Felter's Materia Medica on Solanum Carolinense

SOLANUM CAROLINENSE
   The root and fruit of Solanum Carolinense, Linné (Nat. Ord. Solanaceae). Waste places and fields in eastern half of the United States. Dose, 10 to 30 grains. Common Names: Horse-Nettle, Bull-Nettle, Sand Brier, Treadsoft. Principal Constituents.—Solanine, solanidine, solanic acid, and solnine, a crystallizable alkaloid isolated by John Uri Lloyd, and physically resembling hydrastine. Preparation.—Specific Medicine Solanum. Dose, 10 to 30 drops. Specific Indications.—Epileptiform convulsions of iodiopathic origin; hystero-epilesy; spasmodic cough. Action and Therapy.—Solanum is antispasmodic, and for this effect has been extolled as a remedy for iodiopathic epilepsy, in which extraordinary claims are made for it; and of lesser value, in petit mal.
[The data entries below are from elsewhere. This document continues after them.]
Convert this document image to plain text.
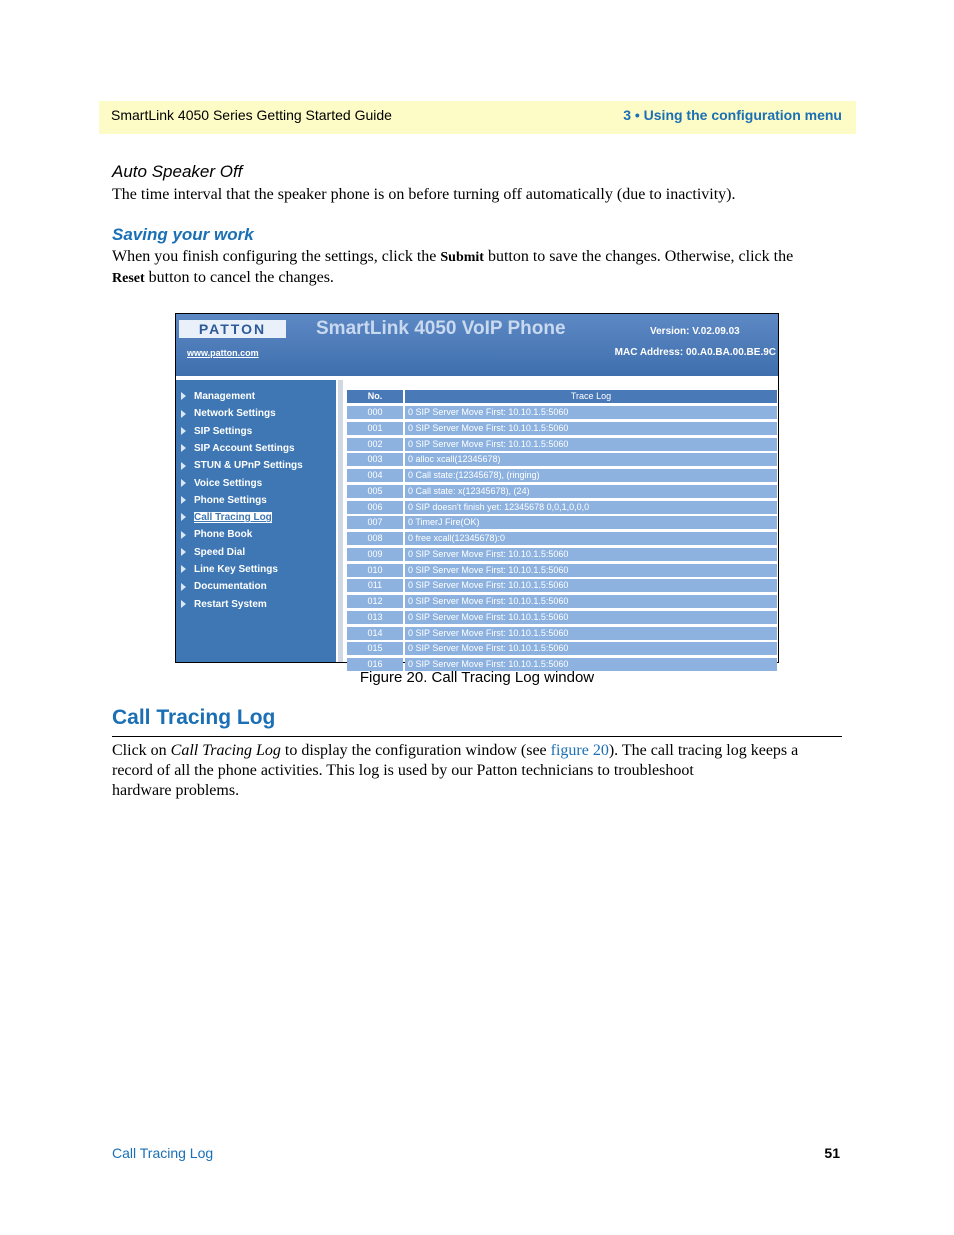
SmartLink 4050 Series Getting Started Guide	3 • Using the configuration menu
Auto Speaker Off
The time interval that the speaker phone is on before turning off automatically (due to inactivity).
Saving your work
When you finish configuring the settings, click the Submit button to save the changes. Otherwise, click the
Reset button to cancel the changes.
PATTON	SmartLink 4050 VoIP Phone	Version: V.02.09.03
www.patton.com	MAC Address: 00.A0.BA.00.BE.9C
Management
Network Settings
SIP Settings
SIP Account Settings
STUN & UPnP Settings
Voice Settings
Phone Settings
Call Tracing Log
Phone Book
Speed Dial
Line Key Settings
Documentation
Restart System
No.	Trace Log
000	0 SIP Server Move First: 10.10.1.5:5060
001	0 SIP Server Move First: 10.10.1.5:5060
002	0 SIP Server Move First: 10.10.1.5:5060
003	0 alloc xcall(12345678)
004	0 Call state:(12345678), (ringing)
005	0 Call state: x(12345678), (24)
006	0 SIP doesn't finish yet: 12345678 0,0,1,0,0,0
007	0 TimerJ Fire(OK)
008	0 free xcall(12345678):0
009	0 SIP Server Move First: 10.10.1.5:5060
010	0 SIP Server Move First: 10.10.1.5:5060
011	0 SIP Server Move First: 10.10.1.5:5060
012	0 SIP Server Move First: 10.10.1.5:5060
013	0 SIP Server Move First: 10.10.1.5:5060
014	0 SIP Server Move First: 10.10.1.5:5060
015	0 SIP Server Move First: 10.10.1.5:5060
016	0 SIP Server Move First: 10.10.1.5:5060
Figure 20. Call Tracing Log window
Call Tracing Log
Click on Call Tracing Log to display the configuration window (see figure 20). The call tracing log keeps a
record of all the phone activities. This log is used by our Patton technicians to troubleshoot
hardware problems.
Call Tracing Log	51
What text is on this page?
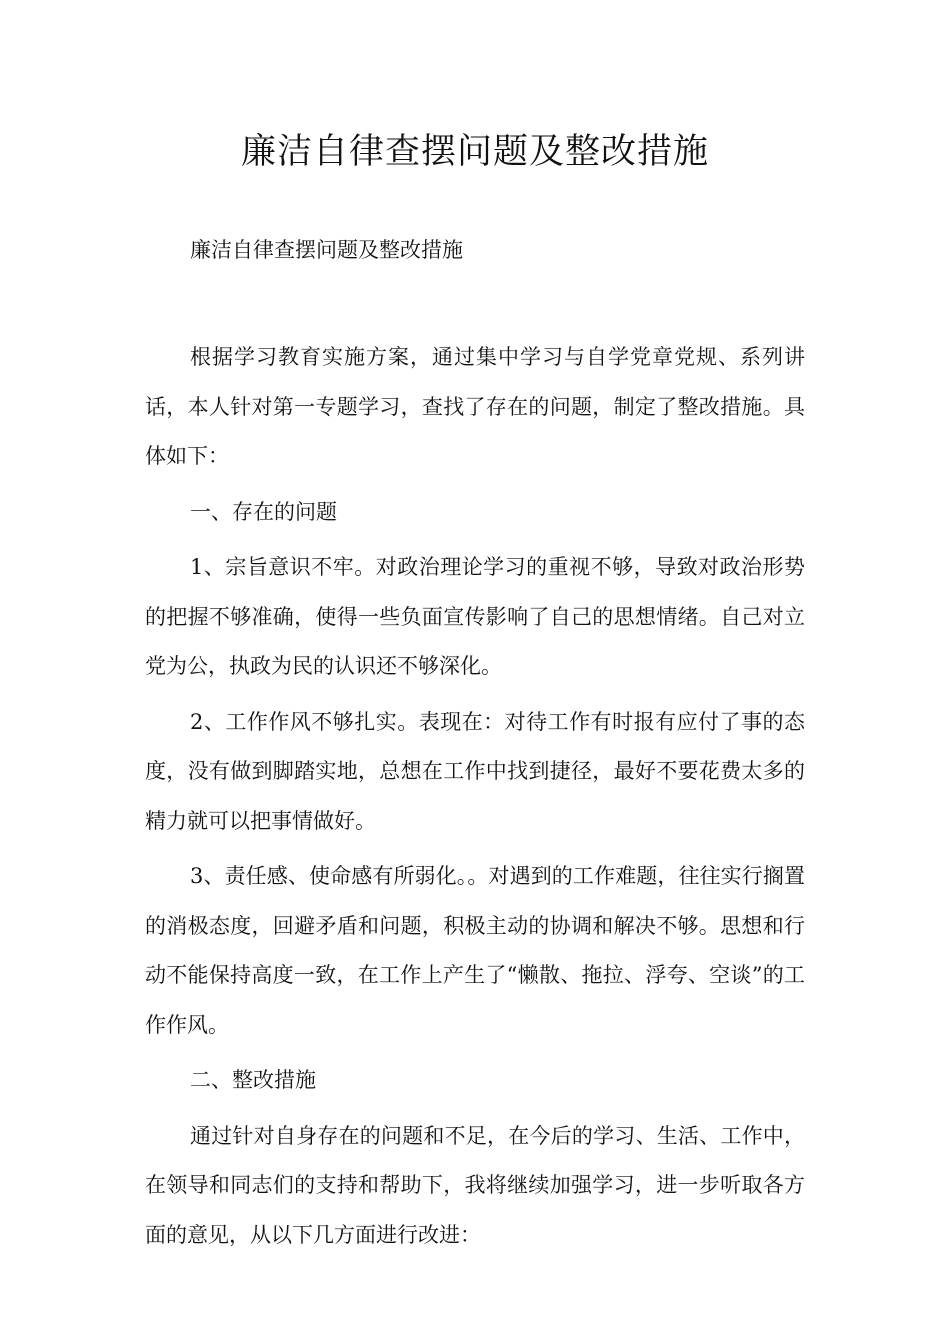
廉洁自律查摆问题及整改措施

廉洁自律查摆问题及整改措施

根据学习教育实施方案，通过集中学习与自学党章党规、系列讲话，本人针对第一专题学习，查找了存在的问题，制定了整改措施。具体如下：

一、存在的问题

1、宗旨意识不牢。对政治理论学习的重视不够，导致对政治形势的把握不够准确，使得一些负面宣传影响了自己的思想情绪。自己对立党为公，执政为民的认识还不够深化。

2、工作作风不够扎实。表现在：对待工作有时报有应付了事的态度，没有做到脚踏实地，总想在工作中找到捷径，最好不要花费太多的精力就可以把事情做好。

3、责任感、使命感有所弱化。。对遇到的工作难题，往往实行搁置的消极态度，回避矛盾和问题，积极主动的协调和解决不够。思想和行动不能保持高度一致，在工作上产生了“懒散、拖拉、浮夸、空谈”的工作作风。

二、整改措施

通过针对自身存在的问题和不足，在今后的学习、生活、工作中，在领导和同志们的支持和帮助下，我将继续加强学习，进一步听取各方面的意见，从以下几方面进行改进：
As large doses are required its effects may border upon the poisonous. Hare asserts that he has reduced the force and frequency of epileptic attacks with it; and most observers claim that it acts best when the attacks are severest at or when provoked by or occurring in the menstrual period. It has been used also in chorea, but not with marked benefit. We have found it a good modifier of the paroxysms of whooping cough. Altogether its virtues are much overrated.1


References

1) Felter, Harvey Wickes, 1922, The Eclectic Materia Medica, Pharmacology and Therapeutics, Cincinnati, Ohio.